N° 1154 | Le 8 janvier 2015 | Jacques Trémintin | Critiques de livres (accès libre)
Lise Benincà s’est installée en résidence d’écrivain, pendant neuf mois, dans le hall d’exposition d’une antenne d’Emmaüs, à Paris. Elle nous en livre un récit chatoyant et rempli de poésie, rédigé d’une plume alerte. Ce qu’elle nous décrit d’abord, c’est le foisonnement de tous ces objets hétéroclites au passé non identifié, marqués par un destin et une existence : ce lit dans lequel on a dormi, cette fourchette ayant servi à manger, cette robe dans laquelle on a vécu, ces cadres qui ont orné des murs. L’occasion d’essayer de composer une image mentale de la personne à qui ils ont appartenu : ses goûts, la mode de son temps, son niveau de vie, son âge. Et puis, il y a la foule amassée aux portes qui se met à courir dès qu’elles s’ouvrent.
Bobos parisiens, familles démunies, fouineurs, curieux… certains pleurent d’avoir raté l’occasion rêvée, quand d’autres se réjouissent d’avoir découvert l’objet rare. La politique d’Emmaüs n’est pas de vendre le plus cher possible. Il faut que ce qui est exposé reste accessible à toutes les bourses, même si les encadrants ont l’œil aiguisé et savent repérer la belle pièce qu’ils ne laisseront pas brader. Mais, Emmaüs c’est aussi un chantier d’insertion professionnel qui propose à des gens ébréchés par le malheur, comme certains objets récupérés, un tremplin vers une réinsertion, une bouffée d’oxygène dans des vies compliquées, un endroit même éphémère où se poser.

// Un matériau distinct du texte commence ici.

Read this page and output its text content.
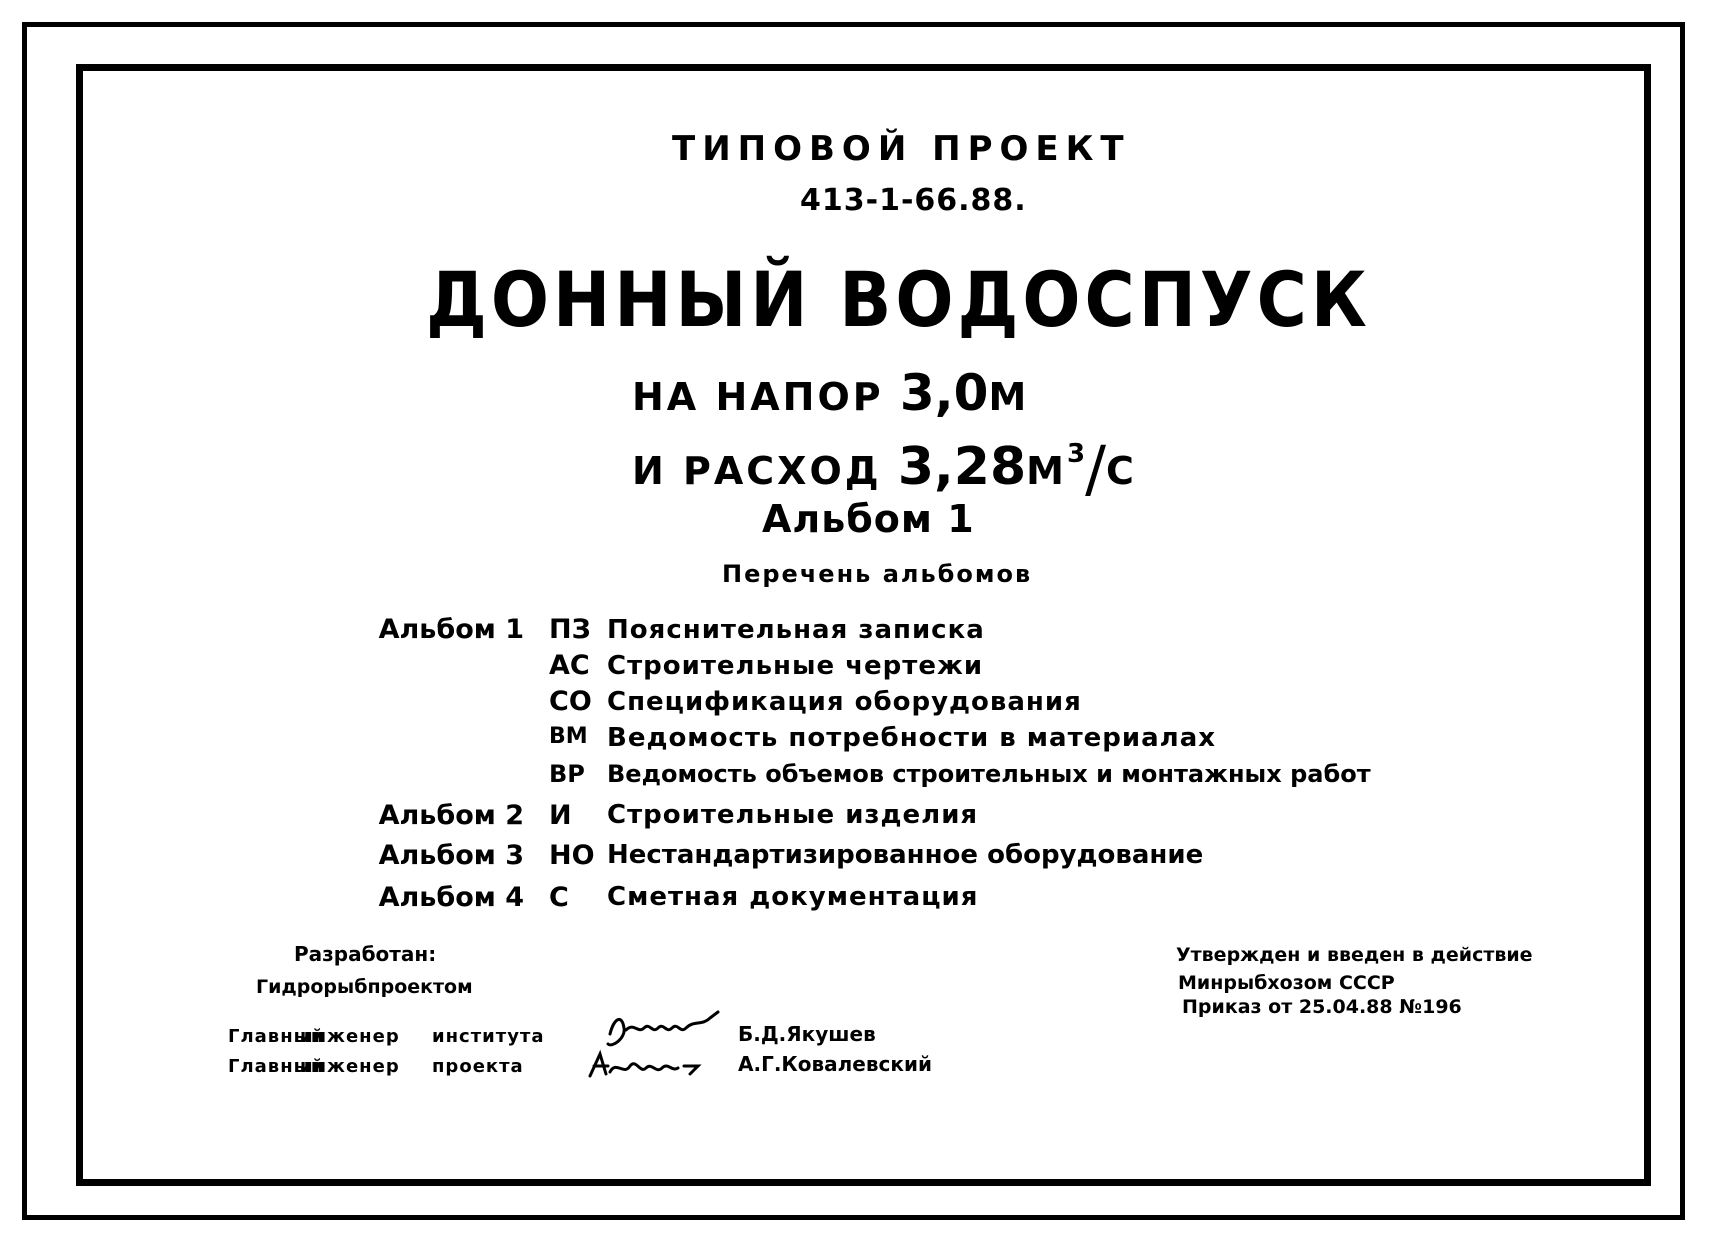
ТИПОВОЙ ПРОЕКТ
413-1-66.88.
ДОННЫЙ ВОДОСПУСК
НА НАПОР 3,0М
И РАСХОД $3,28М^3/С$
Альбом 1
Перечень альбомов
Альбом 1 ПЗ Пояснительная записка
АС Строительные чертежи
СО Спецификация оборудования
ВМ Ведомость потребности в материалах
ВР Ведомость объемов строительных и монтажных работ
Альбом 2 И Строительные изделия
Альбом 3 НО Нестандартизированное оборудование
Альбом 4 С Сметная документация
Разработан:
Гидрорыбпроектом
Главный
инженер института	Б.Д.Якушев
Главный
инженер проекта	А.Г.Ковалевский
Утвержден и введен в действие
Минрыбхозом СССР
Приказ от 25.04.88 №196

On y trouve des réfugiés politiques, des grands exclus, des personnes éloignées de l’emploi, des marginaux confrontés à des problèmes d’alcool ou de drogue, lourds d’un passé difficile, encombrés par l’échec et la solitude. Ce sont ces histoires baroques, ces personnalités improbables, ces cultures différentes, ces vécus singuliers, ces parcours atypiques que côtoient les professionnels de cette association qui regroupe 25 000 compagnons dans 36 pays.